Note: For the purpose
of this policy, “duplicate” means an item of equipment that meets
the definition of DE and serves the same purpose that is served
by an item of DE previously cost-shared by TRICARE. For example,
various models of a stationary oxygen concentrator with no significant differences
are considered duplicates, whereas stationary and portable concentrators
are not considered duplicates of each other because the latter is
intended to provide a beneficiary with mobility outside the home.
Also for example, an electric wheelchair, which otherwise meets
the definition of DE would not be duplicative of a manual wheelchair
previously cost-shared by TRICARE in that the electric wheelchair
provides independent mobility not provided by the manual wheelchair.
5.0 EXCLUSIONS
5.1 DE for a beneficiary who is a patient in a
type of facility that ordinarily provides the same type of DME item
to its patients at no additional charge in the usual course of providing
its services is excluded.
5.2 DE that is available to the beneficiary from
a Uniformed Services Medical Treatment Facility (USMTF).

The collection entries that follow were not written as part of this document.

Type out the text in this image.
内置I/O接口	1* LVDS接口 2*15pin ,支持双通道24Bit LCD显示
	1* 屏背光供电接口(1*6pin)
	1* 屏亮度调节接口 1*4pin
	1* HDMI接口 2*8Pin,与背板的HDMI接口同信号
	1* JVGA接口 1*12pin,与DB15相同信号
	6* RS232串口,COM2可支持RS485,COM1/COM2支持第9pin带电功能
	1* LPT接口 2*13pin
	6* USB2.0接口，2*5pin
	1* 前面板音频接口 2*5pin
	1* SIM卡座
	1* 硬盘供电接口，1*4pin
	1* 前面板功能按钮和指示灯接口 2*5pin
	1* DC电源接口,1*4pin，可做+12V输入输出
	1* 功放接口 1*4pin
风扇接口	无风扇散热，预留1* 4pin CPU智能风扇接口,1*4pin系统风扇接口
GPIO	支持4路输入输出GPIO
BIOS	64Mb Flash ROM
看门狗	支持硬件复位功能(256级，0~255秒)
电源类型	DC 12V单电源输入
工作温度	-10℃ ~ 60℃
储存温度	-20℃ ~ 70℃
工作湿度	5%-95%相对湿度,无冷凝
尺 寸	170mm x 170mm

5.3 An item of DE that has been lost or stolen
(except as provided in paragraph 3.9), or for an item under warranty,
or when a DE is damaged while using the equipment in a manner inconsistent
with its common use.
5.4 DE with luxury, deluxe, immaterial,
or non-essential features, which increase the cost of the item relative
to a similar item without those features, based on industry standards
for a particular item at the time the equipment is prescribed or
replaced for a beneficiary. (See
paragraph 4.0 for Policy Consideration.)
5.5 Exercise, relaxation, comfort, sporting items,
or sporting devices. Exercise equipment, to include wheelchairs
and items primarily and customarily designed for use in sports or
recreational activities, spas, whirlpools, hot tubs, swimming pools
health club memberships or other such charges, or items.
5.6 Repairs of deluxe, luxury, or immaterial features
of DE (except as provided in
paragraph 3.9),
5.7 Repairs of DE damaged while using the equipment
in a manner inconsistent with its common use.
5.8 Maintenance agreement.
5.9 Routine periodic servicing, such as testing,
cleaning, regulating, and checking which the manufacturer does not
require be performed by an authorized technician.
5.10 Duplicate items of otherwise allowable DE to
be used solely as a back-up to currently owned or rented equipment,
except as provided in
paragraph 3.11.
5.11 DE must be considered durable -- can withstand
repeated use. Therefore, DE does not include expendable items such
as incontinent pads, diapers, ace bandages, etc. Such items are
excluded from DE coverage. Refer to
Section 6.1 for
policy regarding supplies and dressings (consumables).
5.12 Non-medical equipment (e.g., humidifier, electric
air cleaners, exercycle, safety grab bars, training equipment, etc.).
See
32 CFR 199.4.
5.13 Beds that are not medical in nature and used
for comfort or convenience (e.g, power or manual lounge beds, sleep-number
beds, ordinary beds typically sold as furniture, etc.) are excluded.